About stones
Different types of stones are classified according to their mineral content and the process of their formation. Good stones are characterized by durability and hardness, strength, amenability to dressing, appearance, weight, fineness of grain and compactness and porosity and absorption. In order to be suitable as building stone, a rock should have specific qualities such as capacity to stand the ravages of time and weather, requisite strength to bear strain and super-incumbent weight and attractive colour' and general appearance. Its structure must also be such as to allow quarrying into good sized blocks or planes. It should possess inherent features such as joints and (in sedimentary rocks) bedding planes. India possesses extensive deposits of different kinds of building and monumental stones. It is one of the few major countries known for the production and export of granites and marbles of various colours, besides slate and other building stones. The most important building stones in India are the granites/and allied rocks, the standstones, limestones and marbles, and the laterites.
Types of stones

The different types of stone are:

Igneous stone
Igneous stones are formed from molten or partly molten material i.e. magma, through solidification of magna. Lava is a form of magma cools and solidifies on the surface of the earth. Liquid magma cools and solidifies underneath the Earth's surface, and then mineral gases and liquids penetrate the stone and create new crystalline formations and various colors. Of all igneous rocks, Granite is the most common choice. It is a coarsely crystalline unstratified igneous rock composed of alkali feldspars, quartz, mica and hornblende. Since granite is highly speckled, it varies greatly in color depending on the range of the minerals present and the location of the quarry. When the mica in granite is white, it is known as muscovite, when it is dark it is biolite. In certain types of granite, hornblende is an important ingredient and it may be even more abundant than the micas. Due to its chemistry, granite is a much harder stone. It doesn't scratch as easily and rarely needs heavy-duty grinding.
Sedimentary stone
Sedimentary stones are layered rocks, formed through the accumulation and solidification of sediments, which may originally be made up of minerals, rock debris, or animal or vegetable matter. These stones come from such organic elements as glaciers, rivers, wind, oceans and plants. Tiny sedimentary pieces break off from these elements and accumulate to form rock beds. They are bonded through millions of years of heat and pressure and include limestone, sandstone and travertine. The different types of sedimentary stones are:
  • Some stone types are the result of some pre-existing rock's demise through the weathering process. Sandstone "Siliceous"
  • The biogenic stones are produced by living organisms such as marine creatures or vegetation which eventually died and the remains became part of the sediment on the bottom of ancient sea beds. Certain Limestone's, Coralstones, Fossilstone, Shellstone "Calcareous".
  • The third is produced by inorganic chemical material being deposited on the floor of ancient sea, lake beds and springs through the process of precipitation or evaporation. The white fur deposits in kettles in which hard water has been boiled is a good example of this type of stone. Certain Limestone's and all Travertine's "Calcareous"
  • The last sedimentary category are produced as a result of volcanic activity. This stone is composed of volcanic ash with a variety of secondary older rock materials from the surrounding area, volcanic and igneous in nature. This category is considered a tuff sedimentary stone. It is also classified as a igneous stone due to its volcanic origin. Cantera and Adoquin are of this variety "Siliceous"

Metamorphic stones
Metamorphic stones are formed in some fashion from a pre-existing rock, through heat, pressure, the effect of superheated fluids, or any combination of these forces. The change can be a development of crystalline formation, a texture change or even a color change.

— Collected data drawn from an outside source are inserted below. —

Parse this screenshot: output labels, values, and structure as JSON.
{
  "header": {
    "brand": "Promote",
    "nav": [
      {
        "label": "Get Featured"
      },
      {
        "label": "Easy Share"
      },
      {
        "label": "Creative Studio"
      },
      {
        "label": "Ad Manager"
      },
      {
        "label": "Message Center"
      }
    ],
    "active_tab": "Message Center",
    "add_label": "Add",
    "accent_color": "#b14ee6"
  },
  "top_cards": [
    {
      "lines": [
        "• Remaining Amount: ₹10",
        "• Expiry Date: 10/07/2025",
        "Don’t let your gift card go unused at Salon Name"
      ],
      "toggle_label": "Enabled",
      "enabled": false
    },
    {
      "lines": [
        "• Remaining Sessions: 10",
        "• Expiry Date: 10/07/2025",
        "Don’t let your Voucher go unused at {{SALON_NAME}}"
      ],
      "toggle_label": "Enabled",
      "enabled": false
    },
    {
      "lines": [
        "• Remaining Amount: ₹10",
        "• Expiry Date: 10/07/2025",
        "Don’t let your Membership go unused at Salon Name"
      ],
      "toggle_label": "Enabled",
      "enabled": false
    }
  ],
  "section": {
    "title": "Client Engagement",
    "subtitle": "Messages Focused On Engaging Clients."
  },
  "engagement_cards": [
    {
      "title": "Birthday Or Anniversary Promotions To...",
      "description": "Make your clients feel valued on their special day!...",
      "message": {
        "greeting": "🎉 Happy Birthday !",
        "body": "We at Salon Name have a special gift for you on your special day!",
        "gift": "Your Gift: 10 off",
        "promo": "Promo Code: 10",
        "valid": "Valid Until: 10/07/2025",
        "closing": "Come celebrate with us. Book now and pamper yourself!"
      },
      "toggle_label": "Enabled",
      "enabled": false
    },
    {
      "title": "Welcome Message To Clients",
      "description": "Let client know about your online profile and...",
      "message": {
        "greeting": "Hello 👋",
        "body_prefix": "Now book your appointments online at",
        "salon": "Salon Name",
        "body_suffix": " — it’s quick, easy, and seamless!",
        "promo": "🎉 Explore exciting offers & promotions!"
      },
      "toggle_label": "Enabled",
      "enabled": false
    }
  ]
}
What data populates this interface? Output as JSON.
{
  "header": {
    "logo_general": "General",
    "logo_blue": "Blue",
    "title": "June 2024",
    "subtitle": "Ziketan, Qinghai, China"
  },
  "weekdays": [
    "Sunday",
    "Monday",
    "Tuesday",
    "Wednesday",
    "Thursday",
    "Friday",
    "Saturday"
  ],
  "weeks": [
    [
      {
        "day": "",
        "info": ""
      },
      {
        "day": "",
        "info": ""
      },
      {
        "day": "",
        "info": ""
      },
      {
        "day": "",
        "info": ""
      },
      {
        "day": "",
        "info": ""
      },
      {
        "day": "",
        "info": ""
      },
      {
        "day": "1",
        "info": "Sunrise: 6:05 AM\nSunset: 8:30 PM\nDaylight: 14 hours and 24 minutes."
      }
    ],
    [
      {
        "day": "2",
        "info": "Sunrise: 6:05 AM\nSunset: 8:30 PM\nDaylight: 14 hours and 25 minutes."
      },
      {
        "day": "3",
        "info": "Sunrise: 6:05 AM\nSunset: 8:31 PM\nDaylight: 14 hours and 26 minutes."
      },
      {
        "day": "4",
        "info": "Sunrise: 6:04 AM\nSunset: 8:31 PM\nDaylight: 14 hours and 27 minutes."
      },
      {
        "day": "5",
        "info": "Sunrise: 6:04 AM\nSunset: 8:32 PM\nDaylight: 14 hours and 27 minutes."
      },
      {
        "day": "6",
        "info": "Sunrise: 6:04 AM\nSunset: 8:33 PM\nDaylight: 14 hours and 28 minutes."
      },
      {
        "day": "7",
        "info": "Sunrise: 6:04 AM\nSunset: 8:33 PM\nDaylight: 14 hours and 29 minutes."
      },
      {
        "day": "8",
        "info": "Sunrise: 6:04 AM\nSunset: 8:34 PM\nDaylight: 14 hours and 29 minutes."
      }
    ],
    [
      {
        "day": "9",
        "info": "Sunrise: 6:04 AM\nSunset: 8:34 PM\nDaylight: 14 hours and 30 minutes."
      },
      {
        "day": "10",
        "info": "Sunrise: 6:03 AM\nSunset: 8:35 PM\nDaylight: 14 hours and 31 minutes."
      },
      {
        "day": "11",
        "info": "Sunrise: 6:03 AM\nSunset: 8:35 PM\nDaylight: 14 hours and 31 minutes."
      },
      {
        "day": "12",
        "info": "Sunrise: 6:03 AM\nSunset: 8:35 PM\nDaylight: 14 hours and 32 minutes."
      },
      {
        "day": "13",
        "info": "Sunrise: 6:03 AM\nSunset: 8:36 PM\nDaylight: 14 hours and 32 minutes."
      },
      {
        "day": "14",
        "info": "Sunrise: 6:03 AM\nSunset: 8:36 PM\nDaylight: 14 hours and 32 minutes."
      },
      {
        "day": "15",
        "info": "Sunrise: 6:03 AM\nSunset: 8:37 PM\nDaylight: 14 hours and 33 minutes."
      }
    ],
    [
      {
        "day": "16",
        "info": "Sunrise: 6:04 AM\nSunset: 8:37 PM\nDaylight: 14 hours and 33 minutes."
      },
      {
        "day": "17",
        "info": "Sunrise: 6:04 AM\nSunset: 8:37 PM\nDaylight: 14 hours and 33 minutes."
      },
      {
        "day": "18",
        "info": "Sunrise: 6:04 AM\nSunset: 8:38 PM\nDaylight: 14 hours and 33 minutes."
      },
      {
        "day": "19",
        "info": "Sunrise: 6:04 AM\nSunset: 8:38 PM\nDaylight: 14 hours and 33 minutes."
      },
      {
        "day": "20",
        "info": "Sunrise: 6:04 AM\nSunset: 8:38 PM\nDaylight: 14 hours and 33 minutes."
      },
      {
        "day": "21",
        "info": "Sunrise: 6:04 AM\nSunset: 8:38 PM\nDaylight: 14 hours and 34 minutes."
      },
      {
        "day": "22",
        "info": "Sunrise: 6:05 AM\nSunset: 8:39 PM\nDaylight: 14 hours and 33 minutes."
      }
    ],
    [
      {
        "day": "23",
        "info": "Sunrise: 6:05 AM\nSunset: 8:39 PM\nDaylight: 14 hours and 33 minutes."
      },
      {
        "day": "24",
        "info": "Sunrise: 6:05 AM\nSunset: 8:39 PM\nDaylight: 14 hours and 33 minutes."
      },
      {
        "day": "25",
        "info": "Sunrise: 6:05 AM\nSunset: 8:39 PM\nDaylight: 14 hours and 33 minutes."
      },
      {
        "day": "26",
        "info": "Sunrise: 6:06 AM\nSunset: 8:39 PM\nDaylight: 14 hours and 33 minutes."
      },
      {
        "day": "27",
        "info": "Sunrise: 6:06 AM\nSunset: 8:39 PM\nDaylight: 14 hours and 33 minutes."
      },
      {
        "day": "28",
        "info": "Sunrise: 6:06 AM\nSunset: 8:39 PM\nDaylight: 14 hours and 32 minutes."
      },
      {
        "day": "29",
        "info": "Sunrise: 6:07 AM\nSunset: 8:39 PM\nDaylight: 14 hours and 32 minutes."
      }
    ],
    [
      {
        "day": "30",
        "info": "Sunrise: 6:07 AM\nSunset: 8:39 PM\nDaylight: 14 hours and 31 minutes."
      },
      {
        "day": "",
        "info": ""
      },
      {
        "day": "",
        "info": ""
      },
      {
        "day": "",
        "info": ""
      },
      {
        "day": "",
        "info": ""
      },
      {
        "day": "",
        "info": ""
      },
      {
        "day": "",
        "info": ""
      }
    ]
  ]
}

Metamorphic is derived from the Greek word "meta" denoting a change and "morph" meaning form or a change in form. This changing of one rock type into another new type takes place by an increase in temperature or pressure or a combination of both. The original minerals of the stone recrystallize, small crystals merge to form larger crystals with no changes in the mineral chemistry, fine-grained calcite in limestone recrystallizes to a coarse-grained calcite crystal structure in marble; or there may by a transformation into a different set of metamorphic minerals. This recrystallization transforms the Shale into a colorful Slate "Siliceous". Limestone becomes a multi colored Marble "Calcareous" and the grainy Sandstone alters into a highly crystallized sparkling Quartzite "Siliceous".